Majelis Hakim Agung pada pokoknya berpendapat bahwa “putusan peradilan pidana yang telah menghukum penggugat tidak serta merta dapat menghilangkan hak keperdataannya”. Meskipun terdapat putusan pidana, putusan peradilan tata usaha negara harus didasarkan pada fakta hukum yang paling relevan dan mutakhir.

Mahkamah Agung menilai bahwa Surat Keputusan pencabutan sertifikat (objek sengketa) diterbitkan berdasarkan putusan perdata di mana putusan perdata tersebut telah dibatalkan oleh putusan PK perdata. Dengan adanya putusan PK perdata yang mengembalikan status penggugat sebagai ahli waris, maka dasar hukum untuk menerbitkan Surat Keputusan pencabutan (menteri) sertifikat tersebut menjadi tidak lagi sah.

Majelis juga menegaskan bahwa ketentuan Pasal 2 huruf e Undang-Undang Nomor 9 Tahun 2004 tidak dapat diterapkan. Ketentuan ini hanya berlaku jika putusan pengadilan yang menjadi dasar Keputusan Tata Usaha Negara (KTUN) bersifat tunggal dan sejalan.

Sebaliknya, apabila terdapat beberapa putusan yang saling bertentangan, seperti putusan pidana dan putusan perdata yang kemudian berubah akibat PK, maka KTUN yang diterbitkan tidak dapat dipertahankan.

Dalam perkara ini, penggugat dalam novumnya saat peninjauan kembali mengajukan bukti surat berupa akta nikah orangtuanya di mana bukti novum itu tidak sama dengan duplikat akta kawin nenek dan kakek penggugat yang dijadikan bukti dalam kasus pidananya.
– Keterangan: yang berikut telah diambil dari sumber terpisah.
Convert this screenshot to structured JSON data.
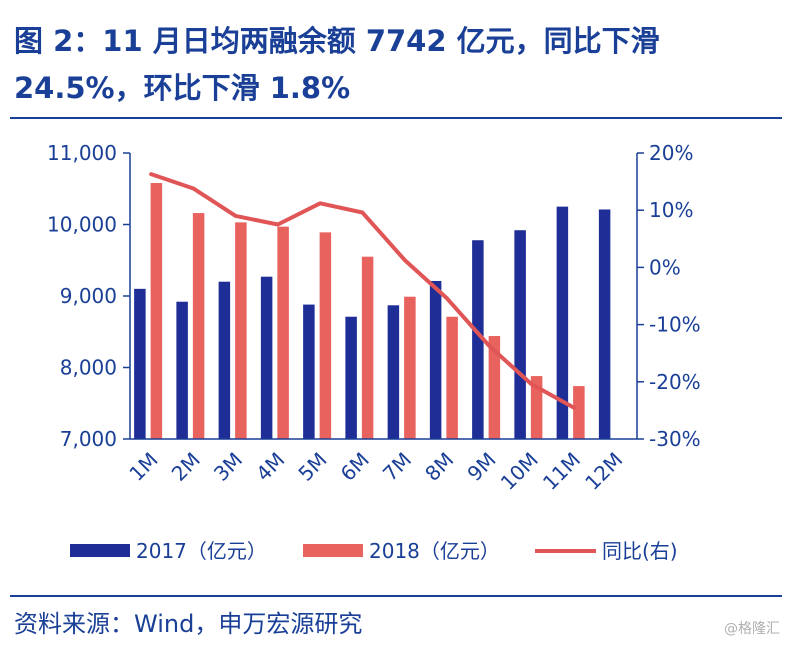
{
  "title": "图 2：11 月日均两融余额 7742 亿元，同比下滑 24.5%，环比下滑 1.8%",
  "source": "资料来源：Wind，申万宏源研究",
  "watermark": "@格隆汇",
  "colors": {
    "series_2017": "#1f2d96",
    "series_2018": "#e8625e",
    "yoy_line": "#e05555",
    "axis": "#1a3f96",
    "title": "#1a3f96"
  },
  "chart_data": {
    "type": "bar",
    "categories": [
      "1M",
      "2M",
      "3M",
      "4M",
      "5M",
      "6M",
      "7M",
      "8M",
      "9M",
      "10M",
      "11M",
      "12M"
    ],
    "series": [
      {
        "name": "2017（亿元）",
        "kind": "bar",
        "axis": "left",
        "values": [
          9100,
          8920,
          9200,
          9270,
          8880,
          8710,
          8870,
          9210,
          9780,
          9920,
          10250,
          10210
        ]
      },
      {
        "name": "2018（亿元）",
        "kind": "bar",
        "axis": "left",
        "values": [
          10580,
          10160,
          10030,
          9970,
          9890,
          9550,
          8990,
          8710,
          8440,
          7880,
          7740,
          null
        ]
      },
      {
        "name": "同比(右)",
        "kind": "line",
        "axis": "right",
        "unit": "%",
        "values": [
          16.3,
          13.8,
          9.0,
          7.5,
          11.2,
          9.6,
          1.3,
          -5.4,
          -13.7,
          -20.4,
          -24.5,
          null
        ]
      }
    ],
    "y_left": {
      "min": 7000,
      "max": 11000,
      "ticks": [
        "7,000",
        "8,000",
        "9,000",
        "10,000",
        "11,000"
      ]
    },
    "y_right": {
      "min": -30,
      "max": 20,
      "ticks": [
        "-30%",
        "-20%",
        "-10%",
        "0%",
        "10%",
        "20%"
      ]
    },
    "grid": false,
    "legend": "bottom"
  }
}
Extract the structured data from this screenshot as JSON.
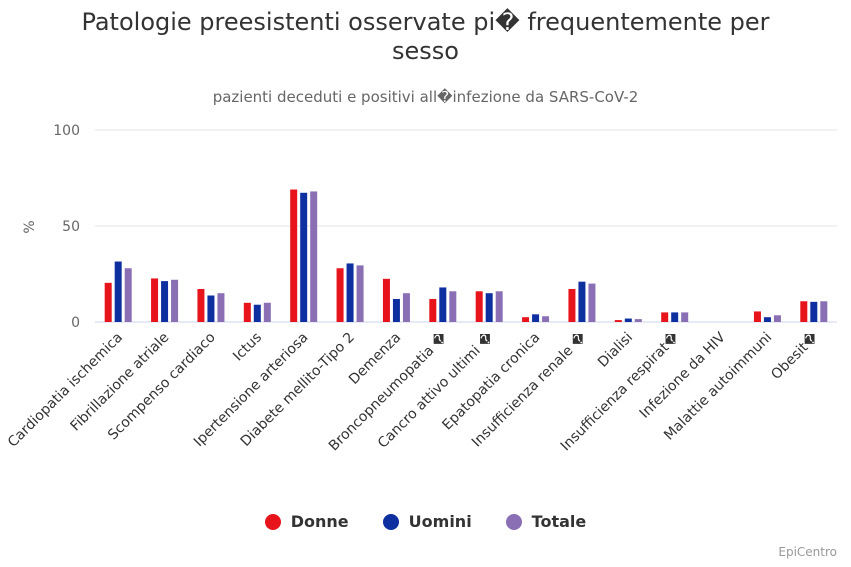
{
  "chart_data": {
    "type": "bar",
    "title": [
      "Patologie preesistenti osservate pi� frequentemente per",
      "sesso"
    ],
    "subtitle": "pazienti deceduti e positivi all�infezione da SARS-CoV-2",
    "ylabel": "%",
    "ylim": [
      0,
      100
    ],
    "yticks": [
      0,
      50,
      100
    ],
    "grid": true,
    "legend_position": "bottom",
    "categories": [
      "Cardiopatia ischemica",
      "Fibrillazione atriale",
      "Scompenso cardiaco",
      "Ictus",
      "Ipertensione arteriosa",
      "Diabete mellito-Tipo 2",
      "Demenza",
      "Broncopneumopatia �",
      "Cancro attivo ultimi �",
      "Epatopatia cronica",
      "Insufficienza renale �",
      "Dialisi",
      "Insufficienza respirat�",
      "Infezione da HIV",
      "Malattie autoimmuni",
      "Obesit�"
    ],
    "series": [
      {
        "name": "Donne",
        "color": "#e8141c",
        "values": [
          20.4,
          22.7,
          17.2,
          10.0,
          69.0,
          28.0,
          22.5,
          12.0,
          16.0,
          2.5,
          17.2,
          1.0,
          5.0,
          0,
          5.5,
          10.8
        ]
      },
      {
        "name": "Uomini",
        "color": "#0e2fa0",
        "values": [
          31.5,
          21.3,
          13.8,
          9.0,
          67.3,
          30.5,
          12.0,
          18.0,
          15.0,
          4.0,
          21.0,
          1.8,
          5.0,
          0,
          2.5,
          10.5
        ]
      },
      {
        "name": "Totale",
        "color": "#8b6fb5",
        "values": [
          28.0,
          22.0,
          15.0,
          10.0,
          68.0,
          29.5,
          15.0,
          16.0,
          16.0,
          3.0,
          20.0,
          1.5,
          5.0,
          0,
          3.5,
          10.8
        ]
      }
    ]
  },
  "credits": "EpiCentro"
}
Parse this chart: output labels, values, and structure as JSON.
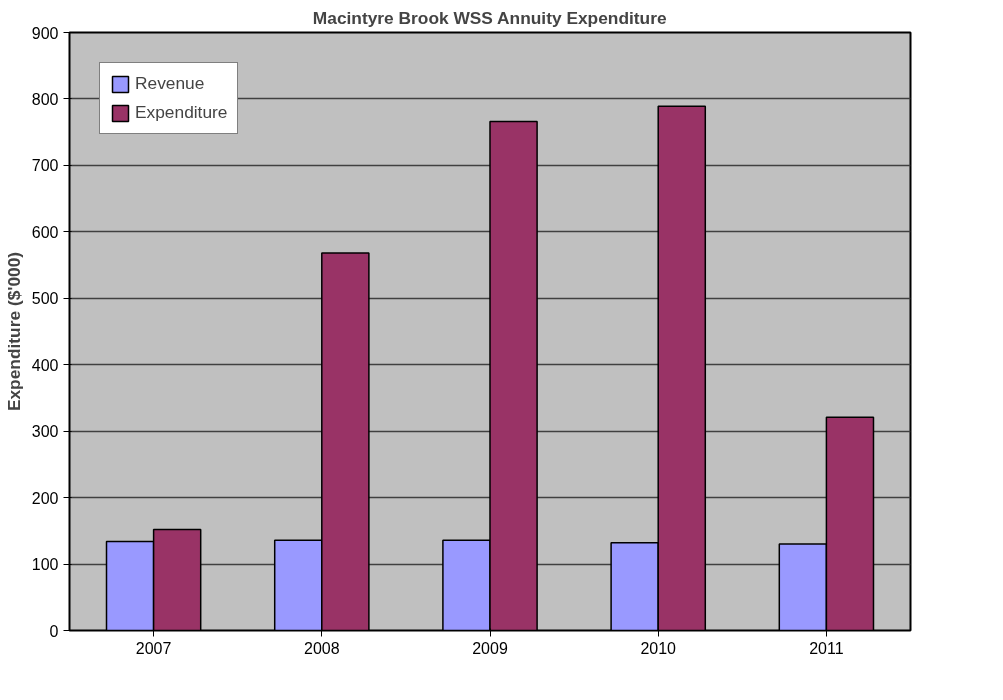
{
  "chart_data": {
    "type": "bar",
    "title": "Macintyre Brook WSS Annuity Expenditure",
    "ylabel": "Expenditure ($'000)",
    "categories": [
      "2007",
      "2008",
      "2009",
      "2010",
      "2011"
    ],
    "series": [
      {
        "name": "Revenue",
        "color": "#9999ff",
        "values": [
          134,
          136,
          136,
          132,
          130
        ]
      },
      {
        "name": "Expenditure",
        "color": "#993366",
        "values": [
          152,
          568,
          766,
          789,
          321
        ]
      }
    ],
    "ylim": [
      0,
      900
    ],
    "yticks": [
      0,
      100,
      200,
      300,
      400,
      500,
      600,
      700,
      800,
      900
    ],
    "grid": "y",
    "legend": "top left"
  }
}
Putusan PK juga kemudian yakin dengan bukti novum tersebut dan mengembalikan penggugat sebagai ahli waris dari orangtuanya. 

Oleh karena itu, Mahkamah Agung mengabulkan permohonan PK Penggugat dan membatalkan Surat Keputusan yang mencabut sertifikatnya. 

Keputusan ini menjadi landmark penting yang mengukuhkan prinsip bahwa peradilan tata usaha negara harus tetap independen dan mempertimbangkan semua fakta hukum yang ada, serta tidak dapat secara otomatis terikat pada putusan pidana yang tidak secara langsung menghilangkan hak keperdataan.

Kaidah hukum yang dihasilkan dari putusan ini adalah “Bukti surat yang menjadi dasar alas hak kepemilikan penggugat adalah berbeda dengan surat-surat yang dinyatakan palsu oleh perkara pidananya, oleh karenanya putusan pidana tidak dapat membatalkan hak keperdataan (kepemilikan hak atas tanah) penggugat”.